I wrote a post on over-diversification, A.K.A “diworsification”. You can read it below:
Buy What You Believe In
Invest in companies whose products or services you use and appreciate. Look around you. What do you use on a daily basis? What could you not live without? Chances are there are millions of others who feel the same way. These are the companies that will keep growing no matter what the markets are doing because demand will always be there.
Look for Growth at a Reasonable Price (GARP)
Invest in companies with solid growth prospects but avoid overpaying for them. I’m sure you’ve heard that the U.S. markets are extremely overvalued right now. It’s important to understand the fundamentals of the company so that you can determine a fair price.
Check the Balance Sheet
Strong financials and low debt are signs of a healthy company. Here’s a great video on how to learn how to read balance sheets.
Beware of Overhyped Stocks
Stocks with excessive media attention or unrealistic expectations often underperform in the long run. By the time you’ve heard of a company, it’s probably too late to invest in it. Don’t chase the hype and stay in your lane.
Keep a Long-Term Perspective
Stocks are for long-term growth, not short-term speculation. Keep your eye on the light at the end of the tunnel. The stock market rewards the long term investor.
Use Common Sense
If something about a company doesn't make sense, stay away from it. Investing isn’t just black and white. Sometimes you have to ask yourself “Does this investment make sense?”.
Or does cutting the tree like this make sense? Surely not…
Learn from Mistakes
Every investor makes mistakes. Use them as learning opportunities to improve. I’ve made countless mistakes that have cost me thousands of dollars. The great part is that I made these mistakes with small money, so they were less expensive. If you can’t manage $1,000, you won’t be able to manage $100,000. Make your mistakes early on and take those lessons with you throughout the rest of your investing journey.
Don’t Panic Sell
Hold through market downturns if the company’s fundamentals remain strong. Too many investors panic and sell the second the market starts pulling back. There’s always a reason to sell, but if the fundamentals remain and you still believe in the long term growth of the company, don’t sell.

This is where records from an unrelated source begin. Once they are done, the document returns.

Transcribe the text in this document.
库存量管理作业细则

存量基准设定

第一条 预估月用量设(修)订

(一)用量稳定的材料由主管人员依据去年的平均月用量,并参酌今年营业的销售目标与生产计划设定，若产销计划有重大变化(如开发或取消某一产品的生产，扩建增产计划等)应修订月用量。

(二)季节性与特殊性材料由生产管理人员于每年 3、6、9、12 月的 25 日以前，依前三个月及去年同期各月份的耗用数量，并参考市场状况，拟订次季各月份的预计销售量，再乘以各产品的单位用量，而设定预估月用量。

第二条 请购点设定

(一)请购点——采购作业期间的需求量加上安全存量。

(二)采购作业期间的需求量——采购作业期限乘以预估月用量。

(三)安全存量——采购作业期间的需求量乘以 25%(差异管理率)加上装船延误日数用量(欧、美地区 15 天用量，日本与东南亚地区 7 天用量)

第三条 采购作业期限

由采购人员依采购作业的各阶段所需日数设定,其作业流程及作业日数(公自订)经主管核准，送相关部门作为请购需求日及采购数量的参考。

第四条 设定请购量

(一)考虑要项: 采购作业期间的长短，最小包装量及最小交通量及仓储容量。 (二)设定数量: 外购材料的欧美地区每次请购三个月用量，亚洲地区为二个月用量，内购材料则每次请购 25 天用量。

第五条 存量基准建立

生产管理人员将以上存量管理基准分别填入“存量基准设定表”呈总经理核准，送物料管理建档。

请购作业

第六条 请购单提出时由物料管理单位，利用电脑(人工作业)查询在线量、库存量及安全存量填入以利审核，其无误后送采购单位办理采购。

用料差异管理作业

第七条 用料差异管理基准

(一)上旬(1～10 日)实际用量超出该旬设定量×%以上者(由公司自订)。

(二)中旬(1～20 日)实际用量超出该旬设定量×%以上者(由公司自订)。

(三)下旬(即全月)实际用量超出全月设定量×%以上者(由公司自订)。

Avoid Over-diversification
Owning too many stocks can dilute returns and make it harder to track performance. You can read more about this here.
Stay Within Your Circle of Competence
Stick to industries or businesses you understand well. When it comes to investing, venturing off into the unknown is often a bad strategy.
Every time you get paid, take a set percentage (5%,10%,15%) and put it into your investments.
Then completely wipe away any memory of that money and forget it exists.
I promise your retirement be a lot more comfortable.